Meclis ve Bakanlar Kurulu, meselenin hassas olduğunu bildikleri için sorumluluğu birbirine atıyorlar. Zira Merkez Bankası’ndaki zaruri rezervler 2019 yılında çöküşün başlangıcında yaklaşık 34 milyar dolarken, şimdi 9,3 milyar dolara düşmüş durumda. Bu, pratikte bankalardaki mevduat sahiplerinin alamadıkları paralarından geriye kalan miktarı temsil ediyor.
Riyad Selame’nin görev süresi sona ermeden önce, Başbakan Mikati, Mansuri’ye hükümetin 600 milyon dolarlık borçlanma talep eden bir yasa tasarısı hazırlayıp Meclis’e göndereceğine dair söz vermişti. Bu yasa tasarısında, bu paranın nasıl geri ödeneceğine dair net bir plan da yer alacaktı. Ancak kaynaklara göre Başbakan, bu sözünü tutmayarak topu Meclis’e attı.
Mikati yaptığı açıklamada, hükümetin bu ayın sonu itibariyle ilaçları veya maaşları döviz cinsinden temin edemeyeceği veya parasal istikrar için gerekli çalışmaları yürütemeyeceği konusunda uyarıda bulunmuş ve Meclis’i, Mansuri’nin sunduğu parasal ve ekonomik planı tam olarak onaylamaya çağırmıştı.
Öte yandan Şarku’l Avsat’a konuşan hükümet kaynakları “Başkan Mikati verdiği sözden geri adım atmadı ama mesele bazılarının sandığı kadar basit değil. Geçiş aşamasını en iyi şekilde geçmek için büyük bir ulusal mutabakata ihtiyaç var” ifadelerini kullandılar. Meselenin “yasayı, hükümet ya da Meclis olsun kimin sunduğuyla ilgili olmadığını, borç alınan paranın iade kaynağının belirlenmesiyle ilgili” olduğuna işaret ettiler. Ayrıca “durumun istisnai bir durum olduğunu ve herkesin siyasi suistimalden uzak bir şekilde sorumluluklarını üstlenmesi gerektiğini” sözlerine eklediler.
Rezervden yapılacak ödeme ister hükümet ister Meclis tarafından onaylansın, bu itiraza tabi olabilir. İnsan hakları örgütü Justicia’nın Başkanı Dr. Paul Morcos, Şarku’l Avsat’a verdiği röportajda “İster bir hükümet kararıyla ister Meclis’in bir yasasıyla onaylansın, fark etmez, her halükarda bu anayasaya aykırıdır. İlk durumda Devlet Danışma Konseyi’nde, ikinci durumda Anayasa Konseyi’nde itiraz edilebilir” dedi.

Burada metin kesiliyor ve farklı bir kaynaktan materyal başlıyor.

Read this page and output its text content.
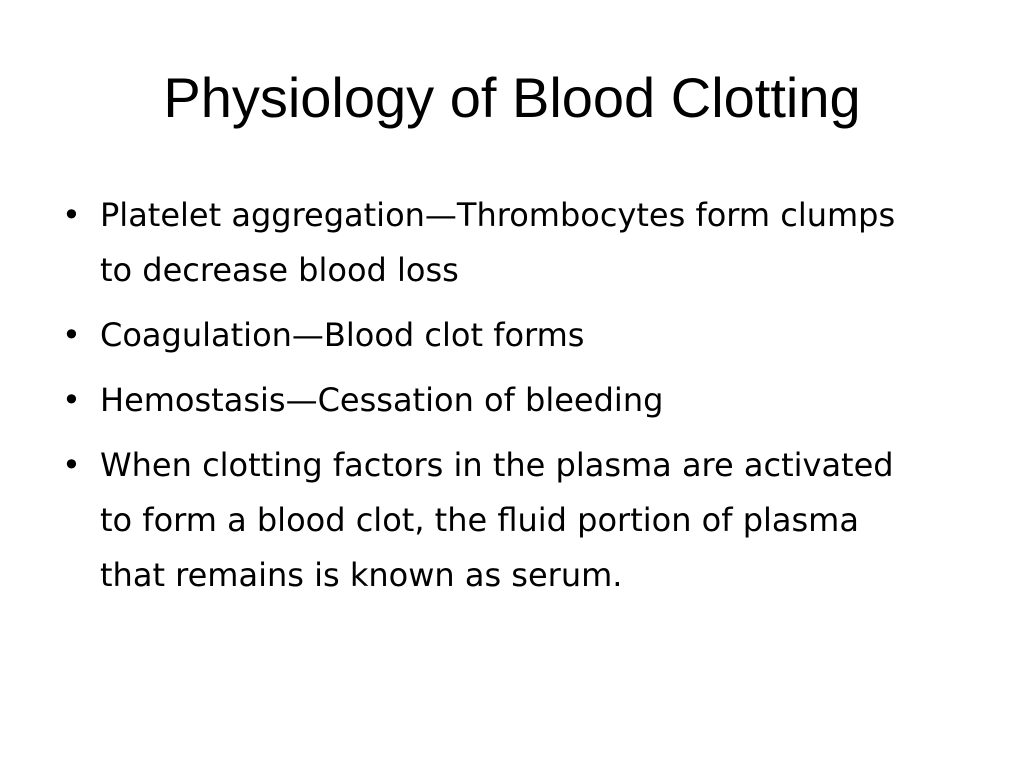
Physiology of Blood Clotting
• Platelet aggregation—Thrombocytes form clumps to decrease blood loss
• Coagulation—Blood clot forms
• Hemostasis—Cessation of bleeding
• When clotting factors in the plasma are activated to form a blood clot, the fluid portion of plasma that remains is known as serum.
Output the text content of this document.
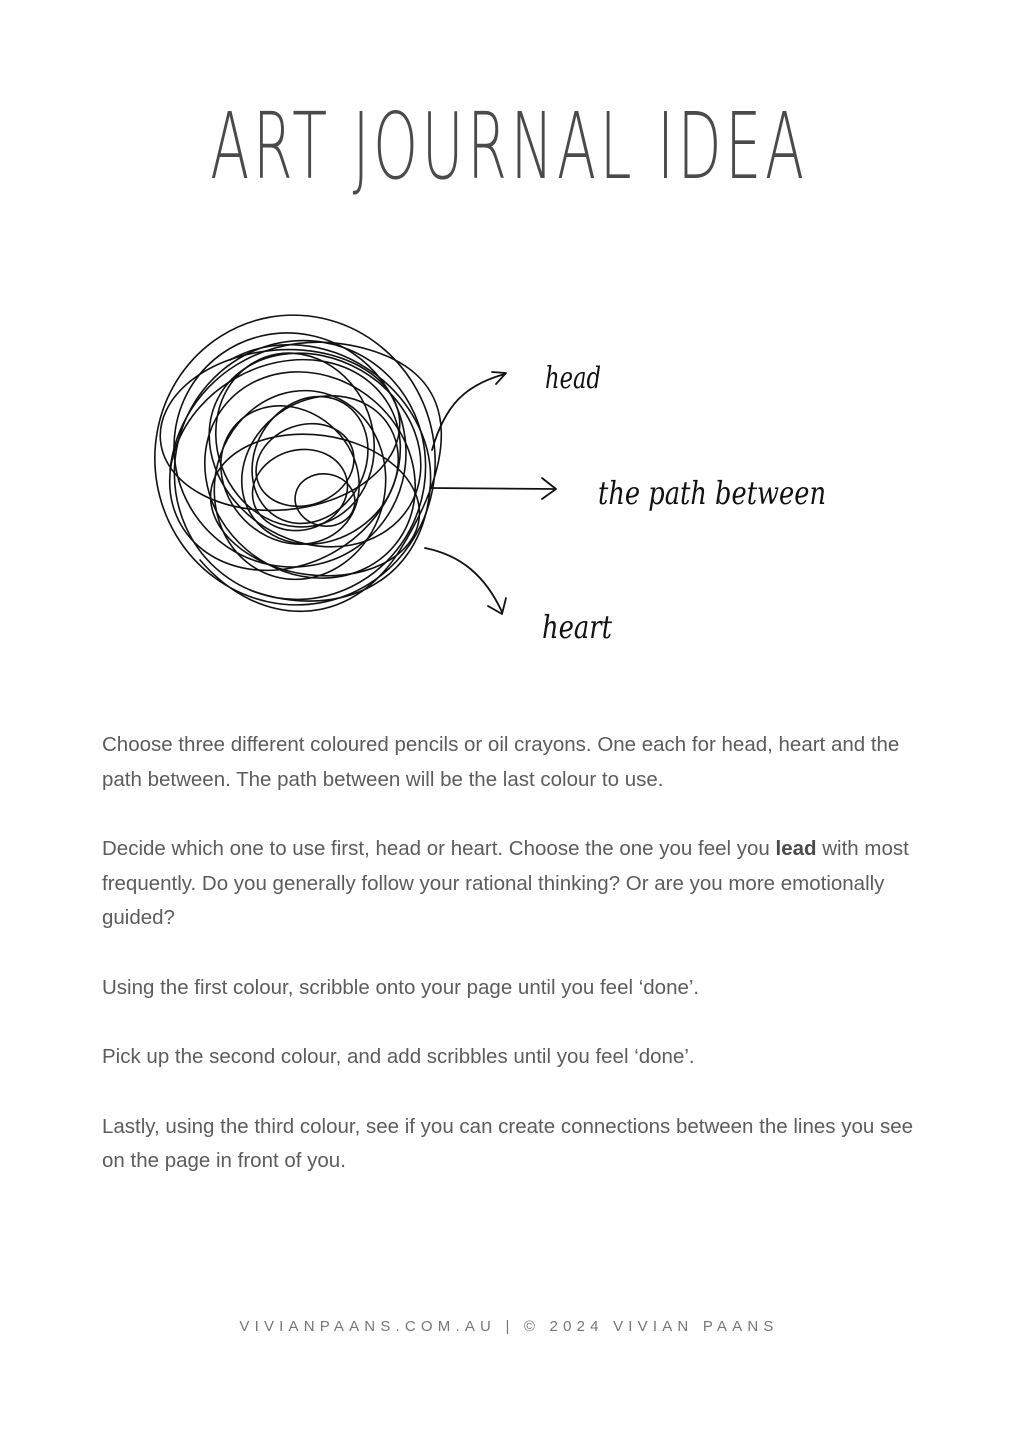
ART JOURNAL IDEA
head
the path between
heart

Choose three different coloured pencils or oil crayons. One each for head, heart and the path between. The path between will be the last colour to use.

Decide which one to use first, head or heart. Choose the one you feel you lead with most frequently. Do you generally follow your rational thinking? Or are you more emotionally guided?

Using the first colour, scribble onto your page until you feel ‘done’.

Pick up the second colour, and add scribbles until you feel ‘done’.

Lastly, using the third colour, see if you can create connections between the lines you see on the page in front of you.

VIVIANPAANS.COM.AU | © 2024 VIVIAN PAANS
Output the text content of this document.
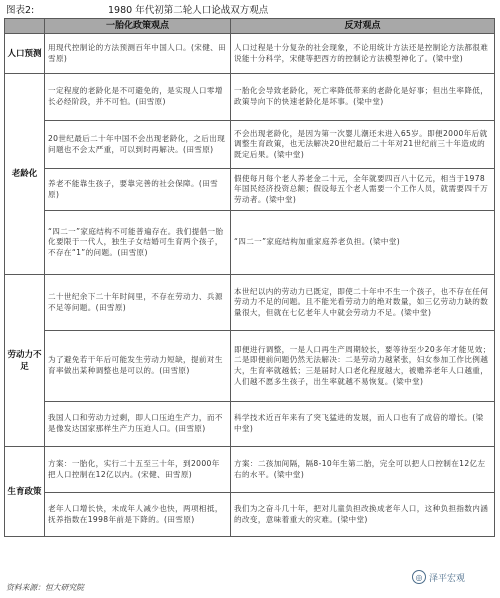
图表2:	1980 年代初第二轮人口论战双方观点
	一胎化政策观点	反对观点
人口预测	用现代控制论的方法预测百年中国人口。(宋健、田雪原)	人口过程是十分复杂的社会现象，不论用统计方法还是控制论方法都很难说能十分科学，宋健等把西方的控制论方法模型神化了。(梁中堂)
老龄化	一定程度的老龄化是不可避免的，是实现人口零增长必经阶段，并不可怕。(田雪原)	一胎化会导致老龄化，死亡率降低带来的老龄化是好事；但出生率降低，政策导向下的快速老龄化是坏事。(梁中堂)
	20世纪最后二十年中国不会出现老龄化，之后出现问题也不会太严重，可以到时再解决。(田雪原)	不会出现老龄化，是因为第一次婴儿潮还未进入65岁。即便2000年后就调整生育政策，也无法解决20世纪最后二十年对21世纪前三十年造成的既定后果。(梁中堂)
	养老不能靠生孩子，要靠完善的社会保障。(田雪原)	假使每月每个老人养老金二十元，全年就要四百八十亿元，相当于1978年国民经济投资总额；假设每五个老人需要一个工作人员，就需要四千万劳动者。(梁中堂)
	“四二一”家庭结构不可能普遍存在。我们提倡一胎化要限于一代人，独生子女结婚可生育两个孩子，不存在“1”的问题。(田雪原)	“四二一”家庭结构加重家庭养老负担。(梁中堂)
劳动力不足	二十世纪余下二十年时间里，不存在劳动力、兵源不足等问题。(田雪原)	本世纪以内的劳动力已既定，即使二十年中不生一个孩子，也不存在任何劳动力不足的问题。且不能光看劳动力的绝对数量，如三亿劳动力缺的数量很大，但就在七亿老年人中就会劳动力不足。(梁中堂)
	为了避免若干年后可能发生劳动力短缺，提前对生育率做出某种调整也是可以的。(田雪原)	即便进行调整，一是人口再生产周期较长，要等待至少20多年才能见效；二是即便前问题仍然无法解决：二是劳动力越紧张，妇女参加工作比例越大，生育率就越低；三是届时人口老化程度越大，被赡养老年人口越重，人们越不愿多生孩子，出生率就越不易恢复。(梁中堂)
	我国人口和劳动力过剩，即人口压迫生产力，而不是像发达国家那样生产力压迫人口。(田雪原)	科学技术近百年来有了突飞猛进的发展，而人口也有了成倍的增长。(梁中堂)
生育政策	方案：一胎化，实行二十五至三十年，到2000年把人口控制在12亿以内。(宋健、田雪原)	方案：二孩加间隔，隔8-10年生第二胎，完全可以把人口控制在12亿左右的水平。(梁中堂)
	老年人口增长快，未成年人减少也快，两项相抵，抚养指数在1998年前是下降的。(田雪原)	我们为之奋斗几十年，把对儿童负担改换成老年人口，这种负担指数内涵的改变，意味着重大的灾难。(梁中堂)
资料来源：恒大研究院
◎ 泽平宏观
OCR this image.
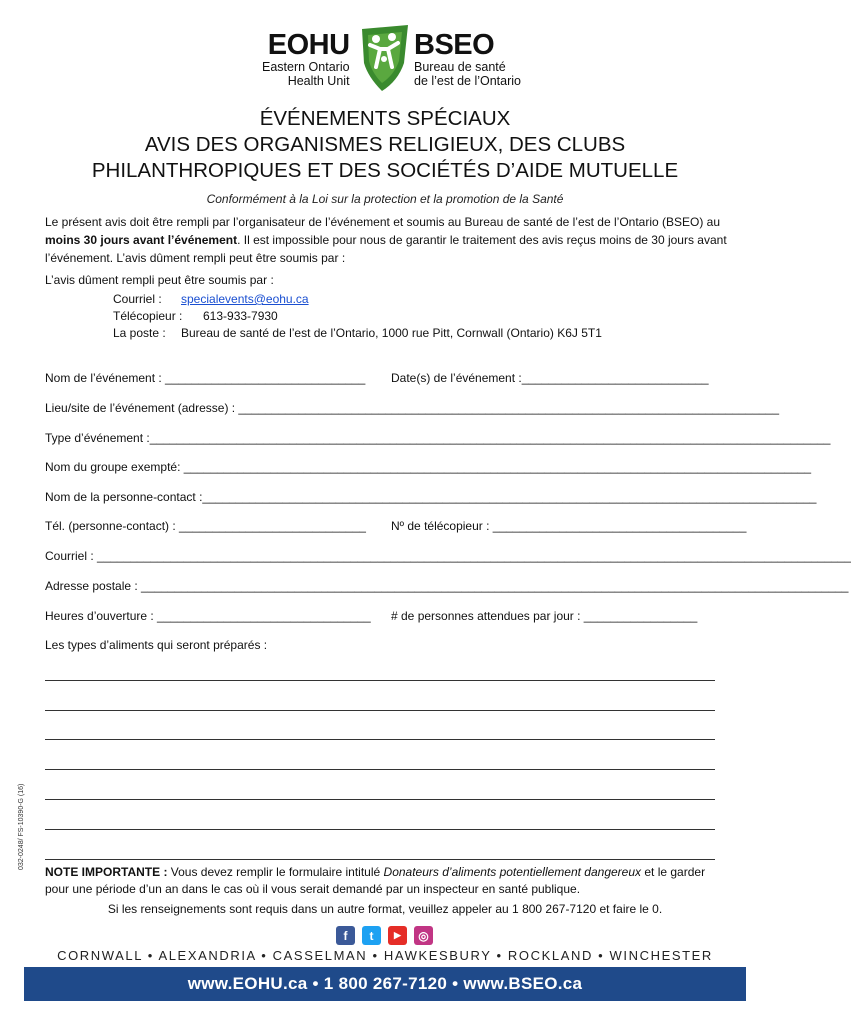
EOHU
Eastern Ontario
Health Unit
BSEO
Bureau de santé
de l’est de l’Ontario
ÉVÉNEMENTS SPÉCIAUX
AVIS DES ORGANISMES RELIGIEUX, DES CLUBS
PHILANTHROPIQUES ET DES SOCIÉTÉS D’AIDE MUTUELLE
Conformément à la Loi sur la protection et la promotion de la Santé
Le présent avis doit être rempli par l’organisateur de l’événement et soumis au Bureau de santé de l’est de l’Ontario (BSEO) au moins 30 jours avant l’événement. Il est impossible pour nous de garantir le traitement des avis reçus moins de 30 jours avant l’événement. L’avis dûment rempli peut être soumis par :
L’avis dûment rempli peut être soumis par :
Courriel : specialevents@eohu.ca
Télécopieur : 613-933-7930
La poste : Bureau de santé de l’est de l’Ontario, 1000 rue Pitt, Cornwall (Ontario) K6J 5T1
Nom de l’événement : ______________________________	Date(s) de l’événement :____________________________
Lieu/site de l’événement (adresse) : _________________________________________________________________________________
Type d’événement :______________________________________________________________________________________________________
Nom du groupe exempté: ______________________________________________________________________________________________
Nom de la personne-contact :____________________________________________________________________________________________
Tél. (personne-contact) : ____________________________	Nº de télécopieur : ______________________________________
Courriel : _________________________________________________________________________________________________________________
Adresse postale : __________________________________________________________________________________________________________
Heures d’ouverture : ________________________________	# de personnes attendues par jour : _________________
Les types d’aliments qui seront préparés :
NOTE IMPORTANTE : Vous devez remplir le formulaire intitulé Donateurs d’aliments potentiellement dangereux et le garder pour une période d’un an dans le cas où il vous serait demandé par un inspecteur en santé publique.
Si les renseignements sont requis dans un autre format, veuillez appeler au 1 800 267-7120 et faire le 0.
032-0248/ FS-10390-G (16)
f	t	▶	◎
CORNWALL • ALEXANDRIA • CASSELMAN • HAWKESBURY • ROCKLAND • WINCHESTER
www.EOHU.ca • 1 800 267-7120 • www.BSEO.ca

Morcos “Anayasa’nın bireysel mülkiyeti koruyan 15. maddesini ve vatandaşlar arasında eşitliği güvence altına alan 7. maddesini ihlal ettiği düşünülürse iptal şansı çok yüksek. Zaruri kullanımlara dokunulması, bu iki maddenin aleyhine olup mevduat sahiplerine halkın geri kalan kesimlerinin yükünü yükler” dedi.
Öte yandan ekonomi ve finans uzmanı Dr. Mahmud Cebai “Mansuri’nin ortaya attığı şey mantıklı, gerçekçi ve bilimseldir. Artık kesinleşmiştir ki, mevduat sahiplerinin kalan fonlarını ve Lübnan Merkez Bankası’nın özellikle para politikasıyla bağlantılı gizliliğini ve yetkilerini korumak için, kullanılan fonların iade garantisi ve yasal teminatlar olmaksızın zaruri rezervden borç verilmesi kabul edilmeyecektir” dedi.